The Republican Jewish Coalition is known in Jewish circles for its annual summit in Las Vegas, which draws headliners and contenders. On Sunday, the RJC held a more intimate gala in the evening after the Israel Day on Fifth parade in Manhattan.
“Tonight is about gratitude. It’s about patriotism, and it is about recognizing the extraordinary people in this room who understand something fundamental about America and the Jewish community,” said Matt Brooks, CEO of the coalition, at the event, which also marked America’s 250th anniversary.
“They understand that freedom is never guaranteed, that leadership matters and that, if you care about the future, you have to show up and fight for it,” Brooks said.
The RJC head revealed that its political action arm spent more than $5 million to defeat Rep. Thomas Massie (R-Ky.) in his Republican primary, helping to oust the party’s most vocal anti-Israel official.
“Let me say very clearly tonight, ‘That was a fight worth having and a victory worth celebrating,’” Brooks told attendees. “Someone who repeatedly undermines support for Israel, trafficks in isolationism at a moment of global danger and refuses to stand with the Jewish state when it matters most—there has to be consequences.”
“The RJC proves something important,” he added. “Being anti-Israel in today’s Republican Party is not, unlike in the Democratic Party, a path to success.”
Israeli officials told attendees that U.S. President Donald Trump has understood for a long time that Israel’s fight also belongs to the West.
“Together, as partners, we confronted the ayatollah terror regime and proved that free nations still possess the will to fight for freedom,” Amir Ohana, Knesset speaker, told those gathered at Chelsea Pier in Manhattan.
Ohana became the first Knesset speaker to participate in the parade. It was, he said, a direct response to New York City Mayor Zohran Mamdani’s decision to boycott the event, a first for a city mayor in 60 years.
“America is a nation whose leadership still lives by the truth its founders knew, that freedom endures by virtue of three simple words: ‘Fight, fight, fight,’” Ohana said, echoing what Trump said after a 2024 assassination attempt.
Ofir Akunis, Israeli consulate general in New York, told the crowd that in Grand Central Station and other locations around the city, international leaders help to “spread blood libels against our people, to use rude words about Israel and about the United States.”

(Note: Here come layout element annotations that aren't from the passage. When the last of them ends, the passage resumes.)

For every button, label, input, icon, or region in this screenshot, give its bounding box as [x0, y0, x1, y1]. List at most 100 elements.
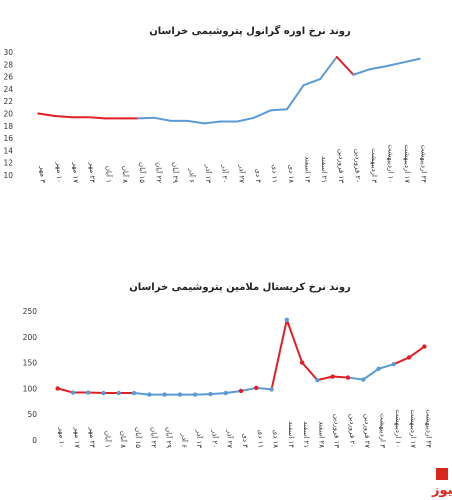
series-line-segment [331, 375, 349, 379]
data-point [422, 344, 427, 349]
bourse-news-logo-icon [436, 468, 448, 480]
series-line-segment [209, 392, 227, 396]
series-line-segment [153, 116, 172, 122]
x-tick-label: ۲۷ آذر [237, 164, 246, 183]
x-tick-label: ۱۰ مهر [55, 161, 63, 183]
x-tick-label: ۲۷ آذر [226, 429, 235, 448]
y-tick-label: 26 [3, 73, 13, 82]
series-line-segment [352, 68, 371, 76]
x-tick-label: ۱۳ فروردین [337, 149, 345, 183]
x-tick-label: ۲۰ آذر [210, 429, 219, 448]
x-tick-label: ۱۸ دی [272, 430, 280, 449]
data-point [101, 390, 106, 396]
x-tick-label: ۱۷ مهر [73, 426, 81, 448]
series-line-segment [408, 345, 426, 359]
x-tick-label: ۱ آبان [103, 431, 112, 448]
x-tick-label: ۲۴ اردیبهشت [420, 144, 428, 183]
data-point [192, 392, 198, 397]
series-line-segment [252, 109, 272, 119]
series-line-segment [301, 361, 319, 382]
x-tick-label: ۴ دی [254, 168, 262, 183]
x-tick-label: ۶ آذر [188, 168, 197, 184]
y-tick-label: 22 [3, 97, 13, 106]
data-point [284, 317, 290, 322]
series-line-segment [362, 367, 380, 381]
x-tick-label: ۳ اردیبهشت [379, 413, 387, 448]
data-point [361, 377, 366, 382]
y-tick-label: 10 [3, 171, 13, 180]
y-tick-label: 12 [3, 159, 13, 168]
x-tick-label: ۲۸ اسفند [317, 421, 325, 448]
data-point [147, 392, 152, 397]
series-line-segment [335, 55, 355, 76]
data-point [330, 374, 335, 379]
y-tick-label: 0 [32, 436, 37, 445]
series-line-segment [186, 119, 206, 125]
y-tick-label: 14 [3, 146, 13, 155]
series-line-segment [392, 356, 411, 366]
series-line-segment [316, 375, 334, 382]
x-tick-label: ۱۷ اردیبهشت [403, 144, 411, 183]
series-line-segment [236, 116, 255, 123]
data-point [131, 390, 137, 396]
chart-title: روند نرخ اوره گرانول پتروشیمی خراسان [149, 24, 351, 37]
x-tick-label: ۸ آبان [121, 166, 130, 183]
y-tick-label: 28 [3, 60, 13, 69]
x-tick-label: ۲۹ آبان [165, 427, 174, 448]
x-tick-label: ۱۱ دی [256, 430, 264, 448]
series-line-segment [87, 116, 106, 120]
x-tick-label: ۱۰ اردیبهشت [394, 409, 402, 448]
series-line-segment [377, 363, 395, 370]
series-line-segment [37, 112, 56, 117]
data-point [162, 392, 167, 397]
y-tick-label: 50 [27, 410, 37, 419]
x-tick-label: ۱۰ مهر [58, 426, 66, 448]
y-tick-label: 20 [3, 110, 13, 119]
y-tick-label: 200 [23, 333, 38, 342]
x-tick-label: ۱۷ مهر [71, 161, 79, 183]
data-point [254, 385, 259, 391]
x-tick-label: ۱۳ آذر [195, 429, 204, 448]
x-tick-label: ۲۱ اسفند [320, 156, 328, 183]
x-tick-label: ۱۳ فروردین [333, 414, 341, 448]
x-tick-label: ۱۸ دی [287, 165, 295, 184]
series-line-segment [269, 108, 289, 112]
x-tick-label: ۲۰ آذر [221, 164, 230, 183]
series-line-segment [302, 78, 322, 87]
x-tick-label: ۲۹ آبان [171, 162, 180, 183]
x-tick-label: ۲۷ فروردین [363, 414, 371, 448]
y-tick-label: 24 [3, 85, 13, 94]
x-tick-label: ۱۵ آبان [138, 162, 147, 183]
x-tick-label: ۲۲ آبان [149, 427, 158, 448]
data-point [70, 390, 76, 395]
x-tick-label: ۲۰ فروردین [348, 414, 356, 448]
data-point [223, 390, 228, 396]
x-tick-label: ۲۲ آبان [154, 162, 163, 183]
series-line-segment [136, 116, 156, 120]
x-tick-label: ۲۱ اسفند [302, 421, 310, 448]
data-point [391, 361, 396, 367]
y-tick-label: 16 [3, 134, 13, 143]
data-point [55, 386, 60, 391]
x-tick-label: ۱ آبان [105, 166, 114, 183]
series-line-segment [270, 318, 288, 391]
x-tick-label: ۱۰ اردیبهشت [387, 144, 395, 183]
series-line-segment [319, 55, 338, 81]
data-point [238, 388, 244, 394]
y-tick-label: 250 [23, 307, 38, 316]
data-point [269, 387, 274, 392]
y-tick-label: 100 [23, 384, 38, 393]
series-line-segment [133, 392, 151, 396]
series-line-segment [255, 386, 273, 391]
x-tick-label: ۱۱ دی [270, 165, 278, 183]
x-tick-label: ۱۴ اسفند [287, 421, 295, 448]
data-point [299, 360, 305, 365]
series-line-segment [53, 114, 73, 119]
x-tick-label: ۲۴ اردیبهشت [424, 409, 432, 448]
series-line-segment [87, 391, 105, 395]
data-point [315, 377, 320, 383]
data-point [345, 375, 351, 380]
x-tick-label: ۳ مهر [38, 165, 46, 183]
y-tick-label: 30 [3, 48, 13, 57]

Protesters are “using our democracies to destroy them,” Akunis said.
He applauded the RJC for “making sure that the elected officials in office represent our collective values and that the U.S.-Israel relationship stays at a high priority.”
Multiple speakers decried Mamdani’s boycott of the parade.
Rep. Mike Lawler (R-N.Y.), who represents the most heavily-populated Jewish congressional district in the county, said that the mayor “should be ashamed of himself for not marching in this parade today and standing up for the people of Israel, and for Jewish Americans right here in New York.”
He called the U.S.-Israel war against Iran “a righteous fight,” urging attendees that “as we celebrate America 250, folks should recognize one thing. It is not just antisemitism. It is not just Jew-hatred. It is not just anti-Zionism, but it is a hatred of America.”
“It is a hatred of Western democracy. It is a hatred of capitalism. It is a hatred of the Judeo-Christian values that are at the core of this nation,” Lawler said. “Don’t let anybody tell you otherwise.”
Nassau County executive Bruce Blakeman, who is running against New York Gov. Kathy Hochul, a Democrat, also spoke at the event, as did Rep. Randy Fine (R-Fla.) and former Auburn University basketball coach Bruce Pearl, one of Israel’s staunchest defenders on social media.
‘Fight and win’
The Jewish Policy Center, a policy think tank affiliated with the RJC, hosted a panel discussion about Jew-hatred to close out the evening. (The center hosted the panel as a nonpartisan body, so that Mike Waltz, U.S. ambassador to the United Nations, could take part, an informed source told JNS.)
Waltz, Israeli Ambassador to the United Nations Danny Danon and Norm Coleman, a former U.S. senator who chairs the RJC, spoke on the panel.
“On America’s 250th birthday, we are the luckiest, most fortunate people in the world to live in the world’s oldest democracy, to be partnered with the Middle East’s only democracy,” Waltz said. It is “something that we can never lose sight of, that we have to fight for.”
Like Danon, Waltz said that he thinks it’s best to remain engaged at the United Nations, despite the swell of Jew-hatred and anti-Israel activity within the global body.
“We need to get in there and fight and win,” Waltz said, noting that Washington forced a large budget cut at the United Nations. “It can be done.”